Sunday, February 1, 2015
Caveat Emptor: Customer Service Response Analyzed
For example, a business may have 500 employees, in everything from manufacturing to research to clerical.
The company may ship world wide.
Yet, if the company has a customer service department, today's expectation is the same principle as yesteryear's expectation: polite and timely response.
This is true whether it is in the internet age of email, or a simple phone call answered.
I find this critical to a business' reputation. A pleasant empathetic voice can make or break a company's reputation. A single, unpleasant or disrespectful secretary can misrepresent 500 dedicated employees. Being a "professional" means putting aside any personal issues and "putting on the work voice" and rising to the occasion of work. It is owed, not only to the employer, but to all the fellow employees, of whom one may represent.
Recently, I had an interesting interaction with a small company. Online reviews praise the store's incredible customer service personal touch.
In my case, it was not the in-store purchase, but mail order, instead. The business is run out of a man's home.

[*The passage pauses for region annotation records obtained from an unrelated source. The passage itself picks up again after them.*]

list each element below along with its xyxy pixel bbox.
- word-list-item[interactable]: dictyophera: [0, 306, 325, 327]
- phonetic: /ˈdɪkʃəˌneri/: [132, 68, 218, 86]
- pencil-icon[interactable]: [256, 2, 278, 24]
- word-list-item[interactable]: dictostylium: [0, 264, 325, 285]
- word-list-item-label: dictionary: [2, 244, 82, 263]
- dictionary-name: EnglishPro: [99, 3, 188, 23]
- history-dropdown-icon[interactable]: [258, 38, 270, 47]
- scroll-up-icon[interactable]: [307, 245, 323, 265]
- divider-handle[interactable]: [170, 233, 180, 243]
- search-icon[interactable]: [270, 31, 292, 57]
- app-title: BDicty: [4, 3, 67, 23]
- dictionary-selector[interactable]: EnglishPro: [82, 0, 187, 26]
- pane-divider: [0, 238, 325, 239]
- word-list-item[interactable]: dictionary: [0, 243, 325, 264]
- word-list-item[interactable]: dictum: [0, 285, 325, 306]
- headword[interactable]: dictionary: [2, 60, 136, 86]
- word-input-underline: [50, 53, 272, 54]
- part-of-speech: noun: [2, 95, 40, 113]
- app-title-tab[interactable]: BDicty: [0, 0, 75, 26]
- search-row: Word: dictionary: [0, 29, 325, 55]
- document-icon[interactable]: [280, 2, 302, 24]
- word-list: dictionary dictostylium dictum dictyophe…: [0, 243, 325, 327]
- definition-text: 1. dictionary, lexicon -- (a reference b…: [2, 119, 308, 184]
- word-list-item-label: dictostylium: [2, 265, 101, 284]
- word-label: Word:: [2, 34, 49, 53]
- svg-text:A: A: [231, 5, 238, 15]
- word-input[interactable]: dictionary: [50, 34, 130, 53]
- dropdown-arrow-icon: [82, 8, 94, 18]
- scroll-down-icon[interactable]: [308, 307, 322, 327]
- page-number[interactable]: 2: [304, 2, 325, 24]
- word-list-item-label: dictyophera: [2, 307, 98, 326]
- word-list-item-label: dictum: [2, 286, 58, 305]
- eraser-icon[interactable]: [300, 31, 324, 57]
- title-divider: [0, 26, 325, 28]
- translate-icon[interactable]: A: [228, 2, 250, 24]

Once the purchase was made, a problem arose in which I emailed the contact early in the morning but did not get a response by late afternoon, so I called and left a voice mail. This was Day One.
Day Two, I did the same thing.
Day Three, again.
Day Four...several emails and another voice mail.
Day Five I received a call back.
The caller apologized and said, "You know, I don't think I got your email. You should know that emails are not always instant."
Please note that this is in the negative, twice. This makes it important.
Note that "think" is a weak assertion, which is in the negative and that the sentence about the emails is in the negative, making it also important.
Many people may question the validity, in context, of emails' speed.
Emails were sent 4 days in a row.
The key is to listen what you are being told. For me, I was listening to his apology about the 4 straight days of no responses. I had decided on Day 5 to no longer contact.
Then he said, "I'm going to be truthful and honest with you. I'm sorry I didn't get back to you earlier. I work from home. It's really hard to get work done when your kids are home from school."
When someone is deceptive with me, I politely bring the interaction to a close, and do not patronize the business again.
In this case, I noted that he did not say that his kids were home from school, so I checked and learned that the storm missed his area, so much so that a local called it "the storm that wasn't."
He went on to avoid answering my question and "promised" to make things "right" in a few "months", and this only "if he can." He said, "So you call me in three months."
When someone writes to me, I attempt to answer all emails expeditiously. I have found messages left for me at blogtalkradio.com and Linkedin.com which I do not check regularly, which were months old. Other times, I have found someone's email in my spam folder, which I don't regularly check unless I have a reason.
Yesterday, I learned that "google video call" does not show up in my email...from my lap top, that is, but it does on my iPhone!
My point is that there are, at times, good reason why someone does not return a call or an email.
But at other times, there may be reasons that are not so...
I barely passed Latin at St. Pius X Preparatory Seminary in 1978, but I did learn enough to know what that phrase means.